La norma, in particolare, prevede che:
– Le deliberazioni che hanno per oggetto le innovazioni da attuare negli edifici privati dirette ad eliminare le barriere architettoniche sono approvate dall’assemblea del condominio, in prima o in seconda convocazione, con le maggioranze previste dal secondo comma dell’articolo 1120 del codice civile (è valida la deliberazione approvata con un numero di voti che rappresenti la maggioranza degli intervenuti ed almeno la metà del valore dell’edificio).
– Nel caso in cui il condominio rifiuti di assumere, o non assuma le deliberazioni entro tre mesi dalla richiesta fatta per iscritto, i portatori di handicap, ovvero chi ne esercita la tutela o la potestà, possono installare, a proprie spese, servoscala nonché strutture mobili e facilmente rimovibili e possono anche modificare l’ampiezza delle porte d’accesso, al fine di rendere più agevole l’accesso agli edifici, agli ascensori e alle rampe dei garages.
– Resta salvo il disposto dell’art. 1121, comma 3, c.c. per cui i condomini possono in qualunque tempo partecipare ai vantaggi dell’innovazione, contribuendo alle spese di esecuzione e manutenzione dell’opera.

Ne deriva che, se il condominio tempestivamente delibera ed approva le misure idonee all’abbattimento delle barriere architettoniche si avrà la ripartizione della spesa tra i condomini secondo i millesimi di relativa spettanza.

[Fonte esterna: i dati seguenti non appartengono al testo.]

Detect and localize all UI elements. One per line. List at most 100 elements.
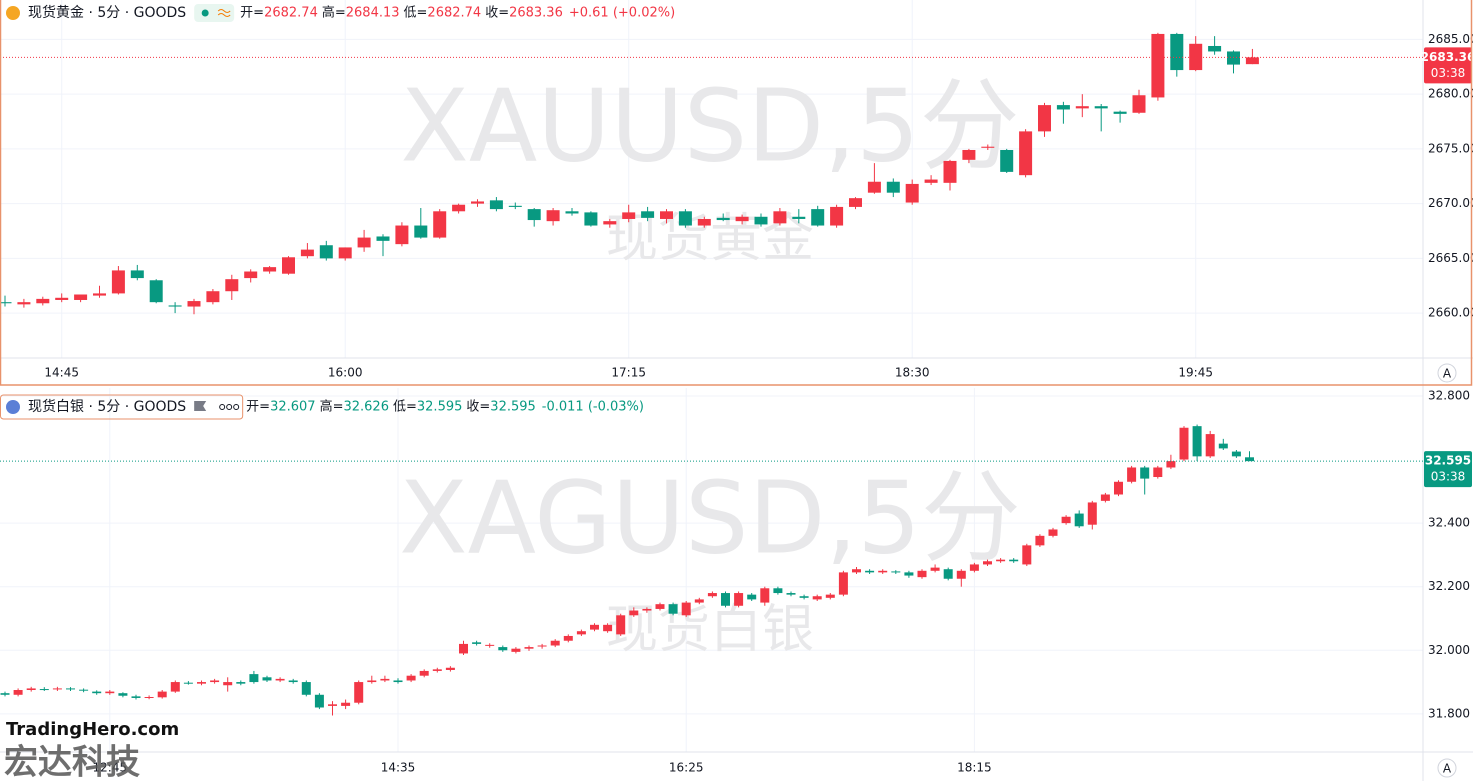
candle-body [734,593,744,606]
candle-body [773,211,787,224]
candle-body [811,209,825,226]
legend-label: 高= [320,399,344,415]
x-tick-label: 19:45 [1178,366,1213,380]
legend-value: 32.626 [343,400,389,415]
candle-body [1038,105,1051,132]
candle-body [74,294,88,300]
price-tag-label: 32.595 [1425,454,1471,468]
candle-body [1189,43,1203,71]
price-tag [1424,47,1472,84]
candle-body [367,680,377,683]
candle-body [849,198,862,207]
candle-body [1218,443,1228,449]
candle-body [485,644,495,646]
candle-body [830,206,844,226]
candle-body [341,702,351,706]
y-tick-label: 32.000 [1428,643,1470,657]
y-tick-label: 31.800 [1428,706,1470,720]
candle-body [1022,545,1032,565]
y-tick-label: 2675.00 [1428,141,1473,155]
brand-name: 宏达科技 [4,743,140,781]
candle-body [655,604,665,609]
symbol-title[interactable]: 现货白银 · 5分 · GOODS [28,398,186,415]
candle-body [681,602,691,616]
auto-button[interactable] [1437,758,1457,778]
candle-body [118,693,128,696]
candle-body [1140,467,1150,479]
candle-body [550,640,560,646]
candle-body [603,221,617,225]
candle-body [1227,51,1240,65]
y-tick-label: 2660.00 [1428,306,1473,320]
candle-body [1245,57,1259,65]
candle-body [616,615,626,635]
legend-label: 收= [485,6,509,21]
candle-body [157,691,167,698]
candle-body [641,211,655,218]
candle-body [472,642,482,644]
candle-body [511,648,521,652]
candle-body [419,670,429,676]
y-tick-label: 2670.00 [1428,196,1473,210]
candle-body [236,682,246,684]
candle-body [314,694,324,708]
candle-body [799,596,809,598]
auto-button[interactable] [1437,363,1457,383]
candle-body [943,160,957,183]
more-dot [219,404,226,410]
candle-body [1000,149,1014,172]
candle-body [917,570,927,578]
legend-label: 收= [466,400,490,415]
candle-body [1231,451,1241,457]
candle-body [111,270,125,294]
legend-label: 低= [404,6,428,21]
candle-body [338,247,352,259]
candle-body [668,604,678,614]
candle-body [694,599,704,603]
watermark-name: 现货白银 [606,600,814,660]
candle-body [1075,106,1089,109]
candle-body [943,569,953,579]
legend-value: 2684.13 [346,6,400,21]
candle-body [1113,111,1127,114]
symbol-title[interactable]: 现货黄金 · 5分 · GOODS [28,4,186,21]
y-tick-label: 32.400 [1428,516,1470,530]
candle-body [642,608,652,611]
candle-body [170,682,180,692]
pane-selection [0,0,1473,386]
candle-body [1192,426,1202,457]
candle-body [622,212,636,219]
y-tick-label: 2680.00 [1428,87,1473,101]
flag-icon [194,401,207,411]
candle-body [735,216,749,222]
legend-value: 32.595 [417,400,463,415]
candle-body [1074,513,1084,527]
price-tag-label: 2683.36 [1421,50,1473,64]
candle-body [825,594,835,598]
candle-body [603,624,613,632]
candle-body [1179,427,1189,460]
candle-body [527,209,541,221]
candle-body [878,570,888,573]
candle-body [754,216,768,225]
candle-body [13,690,23,695]
candle-body [707,593,717,597]
candle-body [996,559,1006,562]
candle-body [393,680,403,683]
candle-body [206,291,220,303]
x-tick-label: 18:30 [895,366,930,380]
candle-body [52,688,62,690]
candle-body [187,301,201,307]
candle-body [852,569,861,573]
candle-body [1061,516,1071,524]
candle-body [131,696,141,698]
countdown-label: 03:38 [1431,66,1466,80]
candle-body [576,631,586,635]
legend-label: 高= [322,5,346,21]
x-tick-label: 14:45 [44,366,79,380]
legend-value: 2682.74 [427,6,481,21]
candle-body [498,647,508,651]
candle-body [1205,434,1215,457]
candle-body [629,610,639,616]
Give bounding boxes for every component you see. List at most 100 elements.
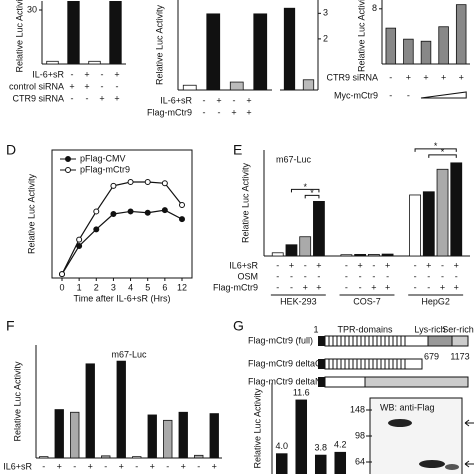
bar: [381, 253, 394, 256]
condition-sign: -: [116, 81, 119, 91]
chart-title: m67-Luc: [276, 154, 312, 164]
legend-marker: [65, 156, 71, 162]
condition-sign: -: [101, 81, 104, 91]
domain-label: Ser-rich: [442, 324, 474, 334]
bar: [194, 454, 204, 458]
bar: [109, 1, 122, 64]
x-tick-label: 6: [162, 282, 167, 292]
chart: Relative Luc Activity 4.0 11.6 3.8 4.2: [252, 383, 347, 474]
condition-sign: -: [276, 271, 279, 281]
condition-sign: +: [69, 81, 74, 91]
lys-rich: [427, 335, 453, 347]
condition-sign: -: [203, 107, 206, 117]
bar: [340, 254, 353, 256]
annotation: *: [441, 147, 445, 157]
condition-sign: -: [73, 461, 76, 471]
condition-sign: +: [358, 260, 363, 270]
ser-rich: [451, 335, 469, 347]
construct-diagram: Flag-mCtr9 (full) Flag-mCtr9 deltaC Flag…: [248, 324, 474, 388]
marker-label: 148: [350, 404, 365, 414]
condition-sign: -: [359, 271, 362, 281]
bar: [420, 40, 432, 64]
bar: [253, 13, 268, 90]
legend-label: pFlag-CMV: [80, 153, 126, 163]
tpr-domain: [324, 358, 406, 370]
legend-label: pFlag-mCtr9: [80, 164, 130, 174]
condition-sign: +: [440, 282, 445, 292]
x-axis-label: Time after IL-6+sR (Hrs): [74, 293, 171, 303]
condition-sign: -: [427, 282, 430, 292]
annotation: *: [434, 141, 438, 151]
condition-sign: +: [216, 95, 221, 105]
condition-sign: +: [459, 72, 464, 82]
western-blot: WB: anti-Flag 148 98 64: [350, 397, 474, 474]
position-label: 1: [313, 324, 318, 334]
panel-label: D: [6, 142, 16, 158]
condition-sign: +: [423, 72, 428, 82]
bar: [229, 81, 244, 90]
condition-sign: -: [304, 271, 307, 281]
condition-sign: -: [427, 271, 430, 281]
condition-sign: +: [84, 69, 89, 79]
y-axis-label: Relative Luc Activity: [252, 388, 262, 469]
condition-label: Myc-mCtr9: [334, 90, 378, 100]
condition-sign: -: [389, 72, 392, 82]
category-label: COS-7: [353, 296, 381, 306]
x-tick-label: 5: [145, 282, 150, 292]
bar: [450, 162, 463, 256]
bar: [182, 84, 197, 90]
plot-frame: [51, 149, 193, 279]
condition-sign: +: [114, 69, 119, 79]
bar: [206, 13, 221, 90]
condition-sign: -: [104, 461, 107, 471]
bar: [275, 453, 288, 474]
condition-sign: -: [86, 93, 89, 103]
y-axis-label: Relative Luc Activity: [356, 0, 366, 72]
condition-label: Flag-mCtr9: [147, 107, 192, 117]
annotation: *: [303, 182, 307, 192]
bar: [422, 191, 435, 256]
linker: [404, 335, 429, 347]
condition-sign: +: [84, 81, 89, 91]
condition-sign: +: [406, 72, 411, 82]
bar: [178, 411, 188, 458]
significance-bracket: [414, 148, 457, 152]
condition-sign: -: [455, 271, 458, 281]
chart-title: m67-Luc: [111, 349, 147, 359]
band: [419, 460, 445, 468]
condition-sign: -: [233, 95, 236, 105]
condition-sign: +: [385, 260, 390, 270]
x-tick-label: 1: [77, 282, 82, 292]
marker: [179, 202, 185, 209]
panel-label: F: [6, 318, 15, 334]
y-tick-label: 8: [372, 3, 377, 13]
bar: [54, 409, 64, 458]
linker: [324, 376, 366, 388]
y-axis-label: Relative Luc Activity: [14, 0, 24, 73]
band: [445, 464, 459, 470]
bar: [39, 456, 49, 458]
category-label: HepG2: [421, 296, 450, 306]
y-axis-label: Relative Luc Activity: [154, 4, 164, 85]
bar: [354, 253, 367, 256]
value-label: 3.8: [314, 443, 327, 453]
condition-sign: -: [414, 271, 417, 281]
condition-sign: -: [42, 461, 45, 471]
condition-sign: -: [345, 282, 348, 292]
value-label: 4.2: [334, 440, 347, 450]
condition-sign: -: [389, 90, 392, 100]
condition-sign: -: [71, 69, 74, 79]
marker: [179, 216, 185, 223]
bar: [271, 252, 284, 256]
condition-sign: -: [345, 271, 348, 281]
condition-sign: +: [57, 461, 62, 471]
condition-sign: -: [372, 260, 375, 270]
condition-sign: +: [371, 282, 376, 292]
c-terminal: [364, 376, 469, 388]
bar: [70, 411, 80, 458]
condition-sign: +: [426, 260, 431, 270]
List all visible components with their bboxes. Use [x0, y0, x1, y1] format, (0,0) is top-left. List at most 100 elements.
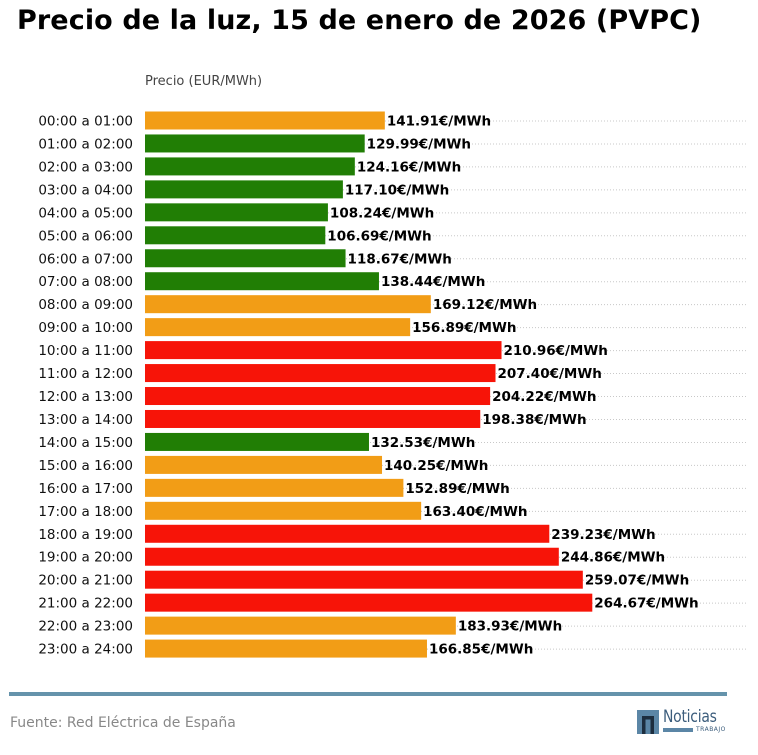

Viceversa, se il condominio in assemblea non approva l’innovazione, secondo le maggioranze previste, la tutela delle esigenze del condomino disabile sarà comunque garantita dall’art. 1102 c.c. secondo cui ciascun condomino può apportare a proprie spese le modificazioni necessarie per il miglior godimento della cosa (sul punto conferma Cass. 31462/2018 “(..)ove non debba procedersi ad una ripartizione di spesa tra tutti i condomini, per essere stata la spesa relativa alle innovazioni di cui si tratta, assunta interamente a proprio carico da un condomino, trova, comunque, applicazione la norma generale di cui all’art. 1102 c.c., che contempla anche le innovazioni, ed in forza della quale ciascun partecipante può servirsi della cosa comune, a condizione che non ne alteri la destinazione e non impedisca agli altri condomini di farne uguale uso secondo il loro diritto, e, pertanto, può apportare a proprie spese le modificazioni necessarie per il miglior godimento della cosa comune”.).